Светская суета ему не только наскучила, но сделалась «отменно тяжела». В начале января 1844 года он пишет Путятам: «<…> Буду доволен Парижем, когда его оставлю <…>».
С мрачным сарказмом он отзывается теперь о салонах Сен-Жерменского предместья: «Мы разъезжаем по вечерам fb. St.-Germain, верные покуда что православной греко-российской церкви. Католический прозелитизм здесь несносен. Меня заставили прочесть кучу скучных книг, и теперь у меня лежит на столе: „Institut des Iesuits“ отца Равиньяна. Как ты думаешь, что это такое? Изложение статутов ордена, писанное с простотою младенца или невинностью старика, потерявшего память, человеком лет сорока, замечательным своею учёностью и дарованиями. Вот моё определение этого произведения: livre niais, écrit pour les niais par un homme qui n’est pas niais <преглуповатая книга для преглуповатых читателей, написанная отнюдь не дурачком >».
В апреле, собираясь уже в Италию, поэт, однако, пишет Путятам, что есть лица, которых они покидают «даже с грустью». Что делать!.. путешественнику не следует нигде задерживаться, если он хочет в самом деле «пользоваться своим мизантропическим счастием».
Но не сомнительно ли счастье, оказавшееся мизантропическим?
«Хотя хорошо за границей, я жажду возвращения на родину. Хочется вас видеть и по-русски поболтать о чужеземцах».
За полгода в Германии и Париже он вполне ясно понял отличие французского света от русского и, несмотря на всё занимательное и отличный приём, пришёл к твёрдому выводу:
«<…> жизнь в чужих краях тем особенно прекрасна, что начинаешь больше любить своё отечество. Благоприятства более тёплого климата не столь велики, как думают, достижения цивилизации не столь блестящи, как полагают. Жители, коих я видел доселе, не стоят русских ни сердцем, ни умом. Они тупы в Германии, без стыда и совести во Франции, прибавьте к тому, что французы большие мастера только лишь в дурачествах <…>».
И наконец:
«Я вернусь в своё отечество исцелённым от многих предубеждений и полным снисходительности к некоторым действительным недостаткам, которые у нас есть и которые мы с удовольствием преувеличиваем <…>» (из письма А. Ф. Боратынской, около 10 апреля 1844 года; перевод с французского).

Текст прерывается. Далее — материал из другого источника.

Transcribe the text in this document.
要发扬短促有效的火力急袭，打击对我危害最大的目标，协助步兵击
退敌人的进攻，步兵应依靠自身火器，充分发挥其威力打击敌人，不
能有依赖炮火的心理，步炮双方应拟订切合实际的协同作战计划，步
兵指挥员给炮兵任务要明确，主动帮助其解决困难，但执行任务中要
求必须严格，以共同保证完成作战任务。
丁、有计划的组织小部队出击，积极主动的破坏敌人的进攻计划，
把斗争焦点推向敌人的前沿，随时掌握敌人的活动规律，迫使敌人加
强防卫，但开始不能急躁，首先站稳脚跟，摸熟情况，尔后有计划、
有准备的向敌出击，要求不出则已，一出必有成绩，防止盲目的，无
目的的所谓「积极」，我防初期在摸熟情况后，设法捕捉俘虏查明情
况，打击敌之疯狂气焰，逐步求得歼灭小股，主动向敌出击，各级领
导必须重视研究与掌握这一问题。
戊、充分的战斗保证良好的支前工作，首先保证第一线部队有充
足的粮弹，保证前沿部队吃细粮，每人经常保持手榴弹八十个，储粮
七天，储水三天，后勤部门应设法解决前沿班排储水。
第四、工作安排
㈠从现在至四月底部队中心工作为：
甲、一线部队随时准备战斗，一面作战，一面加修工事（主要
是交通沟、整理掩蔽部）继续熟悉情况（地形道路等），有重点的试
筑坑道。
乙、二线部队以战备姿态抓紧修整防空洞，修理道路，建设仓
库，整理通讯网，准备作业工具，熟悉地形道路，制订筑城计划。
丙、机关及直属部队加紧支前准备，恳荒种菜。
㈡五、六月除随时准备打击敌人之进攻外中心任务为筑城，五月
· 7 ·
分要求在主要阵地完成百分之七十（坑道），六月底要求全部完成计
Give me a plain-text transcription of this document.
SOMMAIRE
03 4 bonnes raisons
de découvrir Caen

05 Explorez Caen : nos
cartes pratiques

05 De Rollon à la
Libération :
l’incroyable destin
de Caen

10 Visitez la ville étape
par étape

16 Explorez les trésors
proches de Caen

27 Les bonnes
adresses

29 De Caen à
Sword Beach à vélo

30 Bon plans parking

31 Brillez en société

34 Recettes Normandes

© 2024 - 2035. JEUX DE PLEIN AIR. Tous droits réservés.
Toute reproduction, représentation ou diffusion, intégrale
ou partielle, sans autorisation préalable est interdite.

Знакомство с парижскими писателями получилось шапочным, а общение — поверхностным: понятно, это никак не могло удовлетворить Боратынского. Графиня де Сиркур всячески пыталась заинтересовать мэтров французской словесности русским писателем, однако её усилия вряд ли были успешными. Сохранилась записка Альфреда де Виньи к госпоже де Сиркур, по которой хорошо видно, что его отношение к Боратынскому не больше, чем светская вежливость:
«<…> Я буду рад видеть поэта, пришедшего от вашего имени и столь ценимого вами. Но вот для меня новый повод сожалеть о незнании русского языка, с которого у нас так редко переводят. Я часто сокрушался об этом, ибо у меня есть друзья в его стране и мне хотелось бы услышать этих милых варваров на их родном языке. Но кто лучше их говорит на чистейшем французском? — Г-н Евгений Баратынский может пожаловать завтра или когда угодно, сударыня <…>».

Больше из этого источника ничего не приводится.